Koreksi Pasal 46
PERMEN Nomor pmk25 Tahun 2024 | Peraturan Menteri Nomor pmk25 Tahun 2024 tentang Pengelolaan Dana Alokasi Khusus Fisik
Teks Saat Ini
(1) Penyaluran DAK Fisik per bidang/subbidang secara sekaligus sebagaimana dimaksud dalam Pasal 43 ayat (2) huruf b, dilakukan dalam hal:
a. pagu alokasi DAK Fisik per bidang/subbidang sampai dengan Rp1.000.000.000,00 (satu miliar rupiah);
atau
b. seluruh/sebagian kegiatan pada bidang/subbidang DAK Fisik mendapat rekomendasi Kementerian/Lembaga untuk disalurkan sekaligus dan telah disetujui oleh Kementerian c.q. Direktorat Jenderal Perimbangan Keuangan.
(2) Penyaluran DAK Fisik per bidang/subbidang secara sekaligus sebagaimana dimaksud pada ayat (1) huruf a dilakukan paling cepat pada bulan April tahun anggaran berjalan sebesar nilai dalam daftar kontrak kegiatan DAK Fisik per bidang/subbidang.
(3) Permintaan penyaluran DAK Fisik per bidang/subbidang secara sekaligus sebagaimana dimaksud pada ayat (1) huruf a tidak memerlukan dokumen berita acara serah terima barang/pekerjaan sebagai syarat salur.
(4) Penyaluran DAK Fisik per bidang/subbidang secara sekaligus sebagaimana dimaksud pada ayat (1) huruf b dilakukan paling cepat pada bulan April dan paling lambat pada bulan Desember tahun anggaran berjalan sebesar nilai kegiatan yang tercantum dalam berita acara serah terima barang/pekerjaan.
(5) Berita acara serah terima barang sebagaimana dimaksud pada ayat (4) merupakan berita acara serah terima barang/pekerjaan terhadap seluruh kegiatan dalam satu kontrak yang bersifat final.
(6) Rekomendasi sebagaimana dimaksud pada ayat (1) huruf b disampaikan oleh Kementerian/Lembaga kepada Kementerian
c.q.
Direktorat Jenderal Perimbangan Keuangan paling lambat pada bulan Desember tahun anggaran sebelumnya.
(7) Direktur Jenderal Perimbangan Keuangan memberikan persetujuan atau penolakan atas rekomendasi sebagaimana dimaksud pada ayat (6).

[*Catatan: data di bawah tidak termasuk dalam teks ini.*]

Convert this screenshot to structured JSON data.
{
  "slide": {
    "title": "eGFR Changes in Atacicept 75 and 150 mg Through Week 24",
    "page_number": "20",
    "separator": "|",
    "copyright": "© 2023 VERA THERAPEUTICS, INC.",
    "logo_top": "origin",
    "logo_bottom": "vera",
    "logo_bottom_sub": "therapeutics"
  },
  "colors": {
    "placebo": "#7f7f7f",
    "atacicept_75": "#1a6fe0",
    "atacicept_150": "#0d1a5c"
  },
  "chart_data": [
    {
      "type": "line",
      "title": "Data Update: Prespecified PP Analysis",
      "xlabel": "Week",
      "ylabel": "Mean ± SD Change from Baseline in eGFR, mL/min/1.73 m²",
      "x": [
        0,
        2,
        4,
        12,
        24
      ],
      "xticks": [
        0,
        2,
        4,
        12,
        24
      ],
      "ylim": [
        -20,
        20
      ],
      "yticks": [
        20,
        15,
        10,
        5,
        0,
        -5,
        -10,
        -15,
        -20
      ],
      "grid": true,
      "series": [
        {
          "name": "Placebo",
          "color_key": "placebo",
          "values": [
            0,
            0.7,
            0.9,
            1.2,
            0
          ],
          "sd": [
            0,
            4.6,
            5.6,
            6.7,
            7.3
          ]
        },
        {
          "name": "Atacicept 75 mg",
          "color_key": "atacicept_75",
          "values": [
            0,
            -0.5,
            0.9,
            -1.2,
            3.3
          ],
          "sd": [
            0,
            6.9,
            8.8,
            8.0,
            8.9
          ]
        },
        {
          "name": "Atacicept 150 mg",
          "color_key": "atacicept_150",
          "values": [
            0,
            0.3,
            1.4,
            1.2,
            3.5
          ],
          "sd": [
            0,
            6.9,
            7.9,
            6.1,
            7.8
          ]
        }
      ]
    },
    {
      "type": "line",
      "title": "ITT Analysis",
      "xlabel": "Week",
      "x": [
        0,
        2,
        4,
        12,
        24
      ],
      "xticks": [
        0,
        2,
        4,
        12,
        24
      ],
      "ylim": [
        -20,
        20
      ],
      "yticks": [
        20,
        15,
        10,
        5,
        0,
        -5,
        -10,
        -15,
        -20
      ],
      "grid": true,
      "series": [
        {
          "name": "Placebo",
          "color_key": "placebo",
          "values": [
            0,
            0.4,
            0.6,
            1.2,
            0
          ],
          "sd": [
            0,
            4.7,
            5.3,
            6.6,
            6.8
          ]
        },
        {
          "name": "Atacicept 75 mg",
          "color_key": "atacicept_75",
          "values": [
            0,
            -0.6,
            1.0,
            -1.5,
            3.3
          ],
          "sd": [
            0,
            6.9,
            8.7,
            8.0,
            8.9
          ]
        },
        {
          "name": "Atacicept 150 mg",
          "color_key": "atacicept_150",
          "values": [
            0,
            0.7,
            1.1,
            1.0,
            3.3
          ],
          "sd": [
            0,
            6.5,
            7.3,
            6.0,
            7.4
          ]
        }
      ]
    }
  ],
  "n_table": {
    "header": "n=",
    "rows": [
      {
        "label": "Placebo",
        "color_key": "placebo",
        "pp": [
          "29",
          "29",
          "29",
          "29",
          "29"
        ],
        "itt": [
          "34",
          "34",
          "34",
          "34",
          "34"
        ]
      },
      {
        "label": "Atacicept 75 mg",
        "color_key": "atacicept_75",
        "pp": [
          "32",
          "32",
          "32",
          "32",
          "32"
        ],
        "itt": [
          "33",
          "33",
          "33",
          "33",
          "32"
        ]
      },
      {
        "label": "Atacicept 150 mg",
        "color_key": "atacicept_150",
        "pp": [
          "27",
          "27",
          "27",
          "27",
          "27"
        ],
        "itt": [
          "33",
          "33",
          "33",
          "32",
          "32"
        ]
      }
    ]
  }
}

(8) Dalam pemberian persetujuan atau penolakan atas rekomendasi sebagaimana dimaksud pada ayat (7), Kementerian
c.q.
Direktorat Jenderal Perimbangan Keuangan melakukan pembahasan dengan Kementerian/Lembaga.
- 31 –
(9) Direktur Jenderal Perimbangan Keuangan menyampaikan surat persetujuan sebagaimana dimaksud pada ayat (7) kepada Kepala KPPN melalui Koordinator KPA BUN penyaluran TKD.